Jesus’ response to Peter refers back to Genesis 4:24, which says- “If Cain shall be avenged sevenfold, truly Lamech seventy and sevenfold.” Lamech was a sixth generation descendant of Cain- he of Cain and Abel fame. And Jesus takes Lamech’s “seventy and sevenfold” revenge and transforms it instead into a principle of forgiveness. He then punctuates the whole thing with this powerful parable about forgiveness.
To give you some idea of the size of the indebtedness owed to the king- 10,000 talents- David donated three thousand talents of gold and seven thousand talents of silver for the construction of the temple. Such indebtedness couldn’t possibly be covered by selling the family into slavery: top price for a slave was about one talent.
Or let’s look at it this way- a denarius was one day’s wage for a typical day laborer. He would work six days a week and, taking Jewish holidays into consideration, would work about 50 weeks a year- earning 300 denarii/year. It took 6,000 denarii to equal one talent, meaning it would take you 20 years to earn a talent. But this guy owed 10,000 talents. That would take…ready?…200,000 YEARS to earn! Extrapolate the numbers out, looking at current minimum wage, and what he owed, in today’s dollars, suddenly blossoms into the billions with a “B”! The servant’s plight is desperate. He has neither the resources or the hope to ever pay this back. But the master takes pity on him and cancels the debt.

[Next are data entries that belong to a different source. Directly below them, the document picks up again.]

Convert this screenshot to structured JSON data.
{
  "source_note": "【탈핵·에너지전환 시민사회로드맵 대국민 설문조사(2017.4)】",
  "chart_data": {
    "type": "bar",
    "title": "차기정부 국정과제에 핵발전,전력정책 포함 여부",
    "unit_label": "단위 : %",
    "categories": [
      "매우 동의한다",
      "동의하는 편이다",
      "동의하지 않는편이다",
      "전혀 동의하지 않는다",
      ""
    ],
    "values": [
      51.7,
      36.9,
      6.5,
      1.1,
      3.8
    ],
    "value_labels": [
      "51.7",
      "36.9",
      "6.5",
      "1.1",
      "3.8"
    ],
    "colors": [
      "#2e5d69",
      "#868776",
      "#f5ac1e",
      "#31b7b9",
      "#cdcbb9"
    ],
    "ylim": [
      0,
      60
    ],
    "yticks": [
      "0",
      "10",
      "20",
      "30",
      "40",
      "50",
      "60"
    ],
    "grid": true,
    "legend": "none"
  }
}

And instead of carrying that forgiveness on to the next person, the servant behaves horribly to the one who owes HIM money- a LOT less money, I might add. The king gets wind and has the servant thrown into prison and tortured until he can pay back what he owes- which, as we just established, will be…never.
People read this parable and they understand that the king is God and we are the servant. But they blanch at the notion that a loving God Who would forgive such a debt would be the SAME God Who would mete out such awful punish. “My God would NEVER do THAT!”

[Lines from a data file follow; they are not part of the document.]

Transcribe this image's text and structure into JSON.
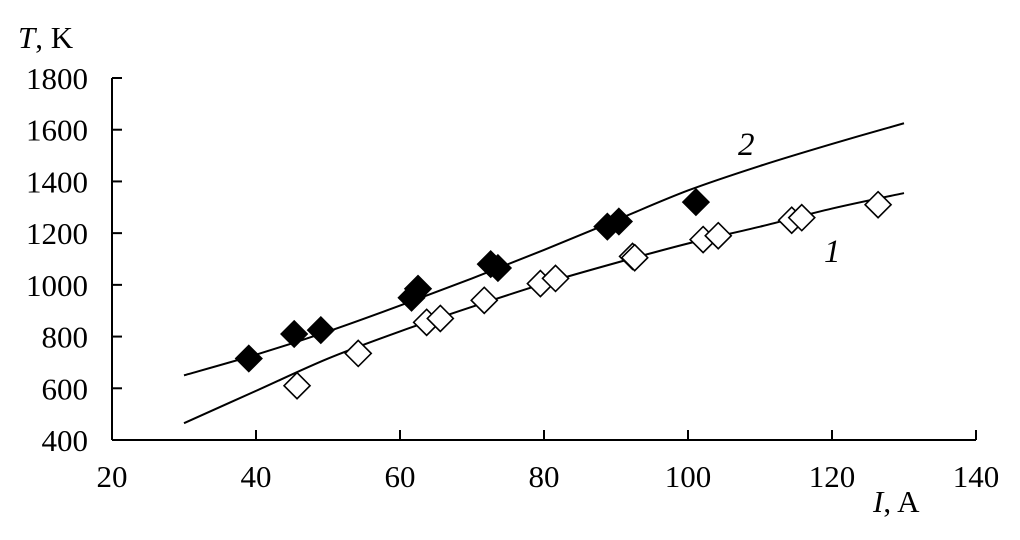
{
  "chart_data": {
    "type": "scatter",
    "y_axis_title": {
      "symbol": "T",
      "unit": ", K"
    },
    "x_axis_title": {
      "symbol": "I",
      "unit": ", A"
    },
    "xlim": [
      20,
      140
    ],
    "ylim": [
      400,
      1800
    ],
    "x_ticks": [
      20,
      40,
      60,
      80,
      100,
      120,
      140
    ],
    "y_ticks": [
      400,
      600,
      800,
      1000,
      1200,
      1400,
      1600,
      1800
    ],
    "grid": false,
    "series": [
      {
        "name": "1",
        "marker": "diamond-open",
        "points": [
          [
            45.7,
            610
          ],
          [
            54.2,
            735
          ],
          [
            63.7,
            855
          ],
          [
            65.6,
            870
          ],
          [
            71.7,
            940
          ],
          [
            79.5,
            1005
          ],
          [
            81.6,
            1025
          ],
          [
            92.3,
            1110
          ],
          [
            92.6,
            1105
          ],
          [
            102.1,
            1175
          ],
          [
            104.2,
            1190
          ],
          [
            114.4,
            1250
          ],
          [
            115.8,
            1260
          ],
          [
            126.4,
            1310
          ]
        ],
        "fit": [
          [
            30,
            465
          ],
          [
            40,
            590
          ],
          [
            50,
            715
          ],
          [
            60,
            820
          ],
          [
            70,
            915
          ],
          [
            80,
            1005
          ],
          [
            90,
            1085
          ],
          [
            100,
            1160
          ],
          [
            110,
            1225
          ],
          [
            120,
            1295
          ],
          [
            130,
            1355
          ]
        ]
      },
      {
        "name": "2",
        "marker": "diamond-filled",
        "points": [
          [
            39.0,
            715
          ],
          [
            45.3,
            810
          ],
          [
            49.0,
            825
          ],
          [
            61.6,
            950
          ],
          [
            62.5,
            985
          ],
          [
            72.6,
            1080
          ],
          [
            73.6,
            1065
          ],
          [
            88.8,
            1225
          ],
          [
            90.4,
            1245
          ],
          [
            101.1,
            1320
          ]
        ],
        "fit": [
          [
            30,
            650
          ],
          [
            40,
            730
          ],
          [
            50,
            820
          ],
          [
            60,
            920
          ],
          [
            70,
            1025
          ],
          [
            80,
            1135
          ],
          [
            90,
            1250
          ],
          [
            100,
            1365
          ],
          [
            110,
            1460
          ],
          [
            120,
            1545
          ],
          [
            130,
            1625
          ]
        ]
      }
    ]
  }
}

But Jesus sees no with the actions of a heavenly Father Who forgives so extravagantly and yet seems willing to punish so ruthlessly. But if you think about it, it’s exactly BECAUSE He has such compassion and mercy that He can’t possibly accept those devoid of such things. Let’s be clear here- Jesus is NOT saying that 77 times is the upper limit of forgiveness. Instead, He is saying that forgiveness should not, and cannot, be limited by numerical limitations like frequency or quantity.
Question #3- Do “forgive” and “forget” truly go hand in hand?
Who do you need to forgive? What are the things that you have been unable to let go that threaten to keep you bound forever? Here’s my advice- let go of them. Or to quote those great theologians over at Frozen- Let it Go! Holding a grudge has NO negative impact on the other person. They’re sleeping just fine at night, thank you very much! It’s YOU who suffers when you refuse to forgive. It eats you alive, from the inside out. AND it separates you from the love and forgiveness of God.
Actor Bradley Whitford said this, “Infuse your life with action. Don’t wait for it to happen. Make it happen. Make your own future. Make your own hope. Make your own love. And whatever your beliefs, honor your creator, not by passively waiting for grace to come down from upon high, but by doing what you can to make grace happen… yourself, right now, right down here on Earth.” In other words, seek forgiveness with all your heart…and offer it that same way.